それは、褒められるよりも落ち着くことだった。
その後の進行は、特別うまくいったわけではない。別のところで崩れ、時間いっぱいまで何度かやり直した。けれど、左右の処理だけは、前回より少し安定していた。
「今日はここまでにします。左右処理は、前回より安定しています。次回はその先を見ます」
ミナトが最後に言った。
「おつかれさまでした」
レンは返した。前回より、少しだけ早く言えた。
「おつかれさまでした」
「おつっす」
「お疲れさまです」
「判断力は回収しておきます」
「次回までに洗って返すっす」
「洗うものなんですか、それ」
声が順に抜けていく。
レンは最後の数秒だけ残ってから、通話を切った。
部屋の静けさが戻ってくる。
前回と同じ静けさだった。けれど、画面の中に残っているものは違った。
レンは自分用メモを開いた。最初に書いた文は、そのまま残っている。
『足元範囲を見る。線の左右を見る。左右を決めたあと、少し大きく動く。迷ったら、次に確認する』
その下に、しばらく何も打てなかった。
今日、自分がうまくできたのかは分からない。声は少し上ずった。言い方も、たぶんきれいではなかった。

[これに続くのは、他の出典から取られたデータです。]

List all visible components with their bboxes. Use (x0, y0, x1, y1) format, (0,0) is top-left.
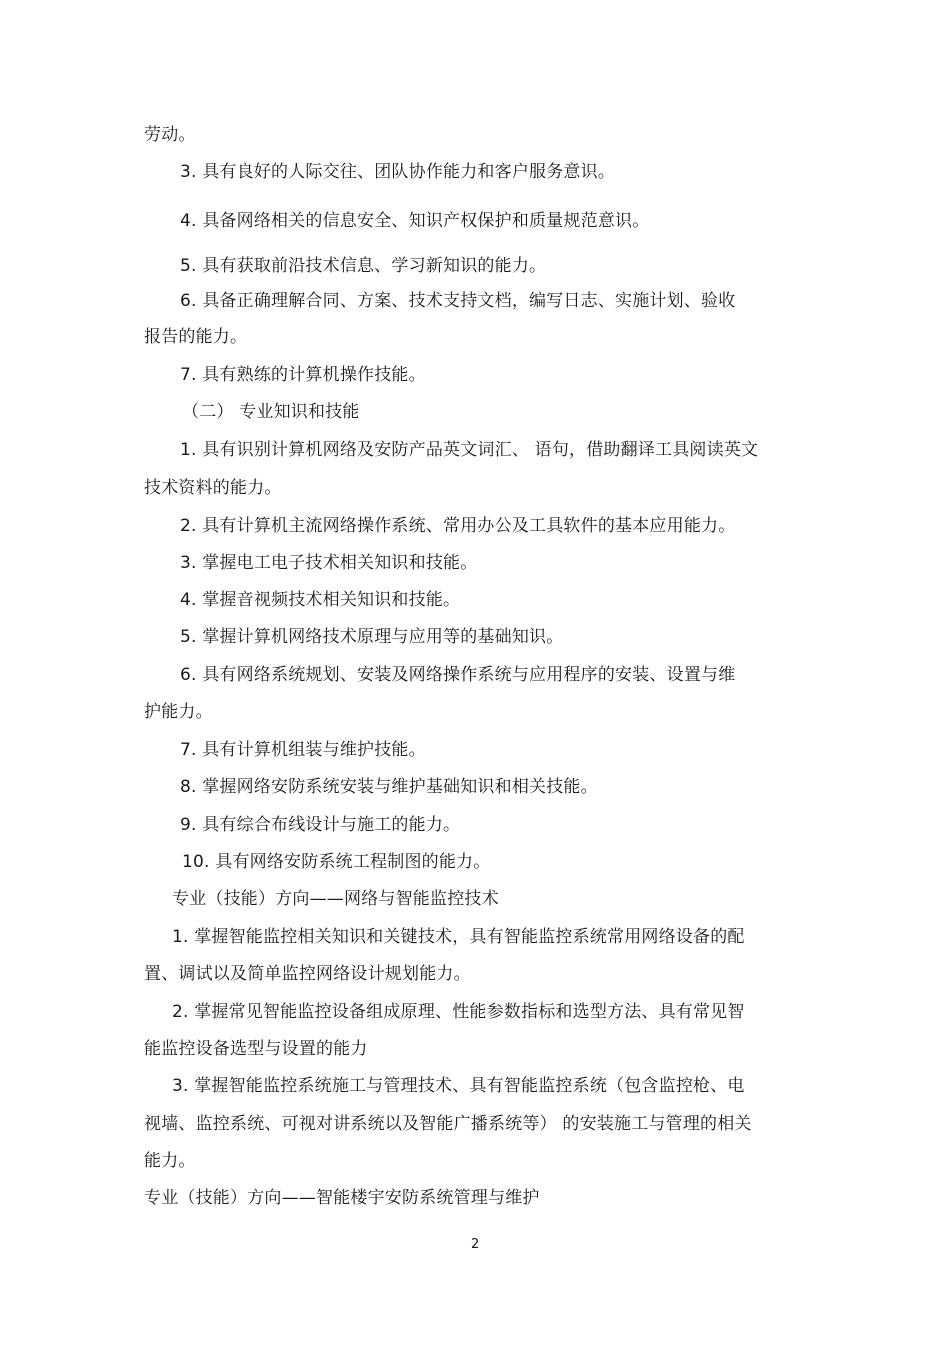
text-line: 2. 具有计算机主流网络操作系统、常用办公及工具软件的基本应用能力。 (180, 516, 736, 536)
text-line: 置、调试以及简单监控网络设计规划能力。 (144, 964, 471, 984)
text-line: 3. 掌握智能监控系统施工与管理技术、具有智能监控系统（包含监控枪、电 (172, 1076, 745, 1096)
direction-heading: 专业（技能）方向——智能楼宇安防系统管理与维护 (144, 1188, 540, 1208)
section-heading: （二） 专业知识和技能 (182, 402, 360, 422)
text-line: 能监控设备选型与设置的能力 (144, 1039, 368, 1059)
text-line: 1. 具有识别计算机网络及安防产品英文词汇、 语句，借助翻译工具阅读英文 (180, 440, 759, 460)
text-line: 6. 具有网络系统规划、安装及网络操作系统与应用程序的安装、设置与维 (180, 665, 736, 685)
text-line: 技术资料的能力。 (144, 478, 282, 498)
direction-heading: 专业（技能）方向——网络与智能监控技术 (172, 889, 499, 909)
text-line: 能力。 (144, 1151, 196, 1171)
text-line: 1. 掌握智能监控相关知识和关键技术，具有智能监控系统常用网络设备的配 (172, 927, 745, 947)
text-line: 10. 具有网络安防系统工程制图的能力。 (182, 852, 491, 872)
text-line: 8. 掌握网络安防系统安装与维护基础知识和相关技能。 (180, 777, 598, 797)
text-line: 视墙、监控系统、可视对讲系统以及智能广播系统等） 的安装施工与管理的相关 (144, 1114, 752, 1134)
text-line: 6. 具备正确理解合同、方案、技术支持文档，编写日志、实施计划、验收 (180, 291, 736, 311)
text-line: 3. 具有良好的人际交往、团队协作能力和客户服务意识。 (180, 162, 616, 182)
text-line: 2. 掌握常见智能监控设备组成原理、性能参数指标和选型方法、具有常见智 (172, 1002, 745, 1022)
text-line: 5. 具有获取前沿技术信息、学习新知识的能力。 (180, 256, 547, 276)
text-line: 7. 具有熟练的计算机操作技能。 (180, 365, 426, 385)
text-line: 报告的能力。 (144, 327, 248, 347)
text-line: 5. 掌握计算机网络技术原理与应用等的基础知识。 (180, 627, 564, 647)
text-line: 7. 具有计算机组装与维护技能。 (180, 740, 426, 760)
text-line: 9. 具有综合布线设计与施工的能力。 (180, 815, 461, 835)
text-line: 护能力。 (144, 702, 213, 722)
text-line: 4. 掌握音视频技术相关知识和技能。 (180, 590, 461, 610)
text-line: 劳动。 (144, 125, 196, 145)
text-line: 3. 掌握电工电子技术相关知识和技能。 (180, 553, 478, 573)
page-number: 2 (471, 1237, 480, 1252)
text-line: 4. 具备网络相关的信息安全、知识产权保护和质量规范意识。 (180, 211, 650, 231)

けれど、黙っていたら、ただ画面の中で消えていたものがある。
方向は合っている。
距離が足りない。
それは、誰かを責める言葉ではなかった。次に同じ場面が来たとき、少しだけ動きやすくするための言葉だった。
レンはキーボードに指を置いた。
『見えたことは、短く言う。正解じゃなくても、確認になる』
打ち終えてから、少し迷って、最後に一行だけ足した。
『言えなかったら、次に見る』
急に話せるようにはならない。
全部を言えるようにもならない。
それでも、今日の一言は、間に合った。
レンはメモを保存し、ゲーム画面に戻った。
広場には、まだ知らない名前がいくつも流れている。
その中に、自分の名前もあった。
前より少しだけ、見失いにくい場所に。